03/01/2016
Jean Tardieu, Formeries ; Comme ceci comme cela
La fin du poème
C’est la fin du poème. Épaisseur et transparence, lumière et misère — les jeux sont faits.
On avait commencé par la rime pour enfants. On avait cherché des ondes de choc dans d’autres rythmes. On avait gardé le silence, ensuite murmuré : on cherchait à se rapprocher du bruit que fait le cœur quand on s’endort ou du battement des portes quand le vent souffle. On croyait dire et on voulait se taire. Ou faire semblant de rire. On voulait surtout sortir de son corps, se répandre partout, grandir comme une ombre sur la montagne, sans se perdre, sans rien perdre.
Mais on avait compté sans la dispersion souveraine. Comment feindre et même oublier, quand nos débris sont jetés aux bêtes de l’espace, — qui sont, comme chacun sait, plus petites encore que tout ce qu’il est possible de concevoir. Le vertige secoue les miettes après le banquet.
Jean Tardieu, Formeries, Gallimard, 1976, p. 81.
Complainte du verbe être
Je serai je ne serai plus je serai ce caillou
toi tu seras moi je serai je ne serai plus
quand tu ne seras plus tu seras
ce caillou.
Quand tu seras ce caillou c’est déjà
comme si tu étais n’étais plus,
j’aurai perdu tu as perdu j’ai perdu
d’avance. Je suis déjà déjà
cette pierre trouée qui n’entend pas
qui ne voit pas ne bouge plus.
Bientôt hier demain tout de suite
déjà je suis j’étais je serai
cet objet trouvé inerte oublié
sous les décombres ou dans le feu ou dans l’herbe froide
ou dans la flaque d’eau, pierre poreuse
qui simule une murmure ou siffle et qui se tait.

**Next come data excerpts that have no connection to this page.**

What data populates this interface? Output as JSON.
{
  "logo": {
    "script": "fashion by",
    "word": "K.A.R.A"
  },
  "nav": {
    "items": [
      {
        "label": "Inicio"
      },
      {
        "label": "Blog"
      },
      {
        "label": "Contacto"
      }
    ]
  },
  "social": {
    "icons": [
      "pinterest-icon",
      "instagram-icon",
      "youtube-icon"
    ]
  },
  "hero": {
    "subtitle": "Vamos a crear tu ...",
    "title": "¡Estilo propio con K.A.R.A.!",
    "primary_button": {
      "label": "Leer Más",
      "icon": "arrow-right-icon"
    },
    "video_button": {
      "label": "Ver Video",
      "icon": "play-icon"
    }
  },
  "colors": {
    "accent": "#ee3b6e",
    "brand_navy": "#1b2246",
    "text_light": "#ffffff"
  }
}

Par l’eau par l’ombre et par le soleil submergé
objet sans yeux sans lèvres noir sur blanc
(l’œil mi-clos pour faire rire
ou une seule dent pour faire peur)
j’étais je serai je suis déjà
la pierre solitaire oubliée l
le mot le seul sans fin toujours le même ressassé.
Jean Tardieu, Comme ceci comme cela, Gallimard, 1979,
p. 45-46.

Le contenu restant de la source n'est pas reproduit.